Kondisi tersebut dinilai semakin parah dalam kurun waktu satu tahun belakangan sejak tren harga minyak dunia terus merosot menyusul kelebihan pasokan minyak global. Wargono menyebutkan, di awal 2015 asosiasi yang dia kelola beranggotakan 480 perusahaan jasa pengeboran. Dalam rentang waktu satu tahun saja, saat ini di awal 2016 APMI beranggotakan 300 perusahaan jasa pengeboran migas. Artinya, kata Wargono, lebih dari 150 perusahan penyedia jasa pengeboran migas terpaksa tutup warung. Ia mengaku, alasan banyaknya perusahaan pengeboran yang tak bertahan jelas karena penyesuaian perusahaan migas untuk lebih irit. Akibatnya, pekerjaan mereka berkurang.
"Dan banyak perusahaan yang kecil, yang sudah tidak bisa apa-apa. Karena kalau dikerjain rugi, jadi mending diam," kata Wargono, Kamis (28/1).
Wargono menghimbau kepada pemerintah untuk memberikan insentif kepada perusahaan migas nasional atau KKKS. Insentif, kata dia, bisa berupa keringanan pajak atau perizinan eksplorasi yang dipermudah. Wargono menilai, yang utama saat ini adalah bagaimana perusahaan bisa bertahan dengan proyek minim namun pekerja yang tetap bisa dipertahankan. Apabila KKKS masih menjalankan proyek eksplorasi, ia menilai, pengurangan pegawai bisa dihindari.
Terpukulnya industri migas dan industri pendukung turut diakui oleh Rovicky Dwi Putrohari yang kini menjabat sebagai Dewan Penasihat Ikatan Ahli Geologi Indonesia.

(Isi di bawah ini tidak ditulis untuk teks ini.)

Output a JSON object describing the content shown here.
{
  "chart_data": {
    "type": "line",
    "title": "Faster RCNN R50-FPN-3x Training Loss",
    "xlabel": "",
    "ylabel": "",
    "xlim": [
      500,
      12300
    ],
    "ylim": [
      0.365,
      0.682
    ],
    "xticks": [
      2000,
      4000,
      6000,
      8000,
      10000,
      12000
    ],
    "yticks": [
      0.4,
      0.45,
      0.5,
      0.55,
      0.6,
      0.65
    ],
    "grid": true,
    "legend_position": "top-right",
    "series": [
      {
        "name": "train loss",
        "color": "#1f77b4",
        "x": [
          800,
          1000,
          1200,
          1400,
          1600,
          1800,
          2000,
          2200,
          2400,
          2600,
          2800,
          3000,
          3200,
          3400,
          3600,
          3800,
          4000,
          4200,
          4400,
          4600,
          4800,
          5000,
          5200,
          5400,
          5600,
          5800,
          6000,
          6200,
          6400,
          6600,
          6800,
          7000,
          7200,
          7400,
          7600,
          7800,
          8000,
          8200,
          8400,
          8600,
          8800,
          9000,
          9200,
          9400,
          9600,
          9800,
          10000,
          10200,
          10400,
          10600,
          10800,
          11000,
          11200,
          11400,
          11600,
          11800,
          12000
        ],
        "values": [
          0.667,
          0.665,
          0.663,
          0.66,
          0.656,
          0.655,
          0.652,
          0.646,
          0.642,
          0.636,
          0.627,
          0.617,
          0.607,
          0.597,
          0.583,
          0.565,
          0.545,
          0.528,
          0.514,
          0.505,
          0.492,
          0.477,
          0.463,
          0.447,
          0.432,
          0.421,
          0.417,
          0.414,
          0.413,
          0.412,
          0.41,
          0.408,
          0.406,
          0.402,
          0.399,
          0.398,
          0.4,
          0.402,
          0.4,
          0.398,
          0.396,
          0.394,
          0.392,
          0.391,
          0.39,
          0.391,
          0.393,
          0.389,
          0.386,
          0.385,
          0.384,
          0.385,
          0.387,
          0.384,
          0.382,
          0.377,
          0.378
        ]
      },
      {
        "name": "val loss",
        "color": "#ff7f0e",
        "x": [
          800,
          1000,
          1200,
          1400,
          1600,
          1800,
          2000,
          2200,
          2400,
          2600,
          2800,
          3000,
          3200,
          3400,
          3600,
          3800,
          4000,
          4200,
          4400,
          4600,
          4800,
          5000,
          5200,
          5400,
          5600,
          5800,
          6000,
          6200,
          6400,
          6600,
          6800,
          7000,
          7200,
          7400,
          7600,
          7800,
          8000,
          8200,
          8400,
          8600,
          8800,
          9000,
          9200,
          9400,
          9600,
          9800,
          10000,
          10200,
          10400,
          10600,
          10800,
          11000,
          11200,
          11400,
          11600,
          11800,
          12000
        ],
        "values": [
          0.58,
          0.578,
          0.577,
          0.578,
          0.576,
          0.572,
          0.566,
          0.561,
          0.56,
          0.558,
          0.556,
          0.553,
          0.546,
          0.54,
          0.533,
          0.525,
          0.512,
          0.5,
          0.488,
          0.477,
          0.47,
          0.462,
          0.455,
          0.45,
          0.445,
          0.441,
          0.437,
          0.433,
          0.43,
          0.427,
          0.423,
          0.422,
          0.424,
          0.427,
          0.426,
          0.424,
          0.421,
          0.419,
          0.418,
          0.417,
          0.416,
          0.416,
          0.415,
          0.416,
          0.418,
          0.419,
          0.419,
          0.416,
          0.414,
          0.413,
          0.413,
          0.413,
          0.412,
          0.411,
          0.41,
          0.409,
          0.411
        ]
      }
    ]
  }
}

Rovicky mengatakan, hampir semua pekerja migas sangat merasakan kegalauan atas nasib mereka bahkan beberapa merasakan cemas, terutama bila ada pengurangan pekerja.
"Perlu ada usaha pemerintah untuk memiliki proyek 'padat karya', artinya tetap membuat mereka sibuk," kata Rovicky.
Rovicky mengatakan, salah satu yang perlu dilakukan oleh pemerintah untuk meredam dampak rendahnya harga minyak dunia adalah melakukan aktivitas yang padat karya, padat pemikiran, tetapi berbiaya rendah. Kegiatan seperti riset, studi, dan penyusunan standardisasi perusahaan, menurutnya, perlu dilakukan dibanding proyek-proyek lain yang berbiaya tinggi.
"Dengan demikian kegiatan mahal, misal pengeboran, konstruksi, akuisisi seismik, dan akuisisi data yang mahal perlu ditangguhkan," ujar dia.
Terkait kondisi saat ini, Rovicky menilai perusahaan jasa perminyakan akan terkena dampak lebih dulu ketimbang perusahaan migas atau KKKS. Hanya saja, menurutnya, di Indonesia KKKS tidak dapat serta merta mengurangi pegawainya karena harus persetujuan Satuan Kerja Khusus Kegiatan Usaha Hulu Minyak dan Gas Bumi (SKK Migas).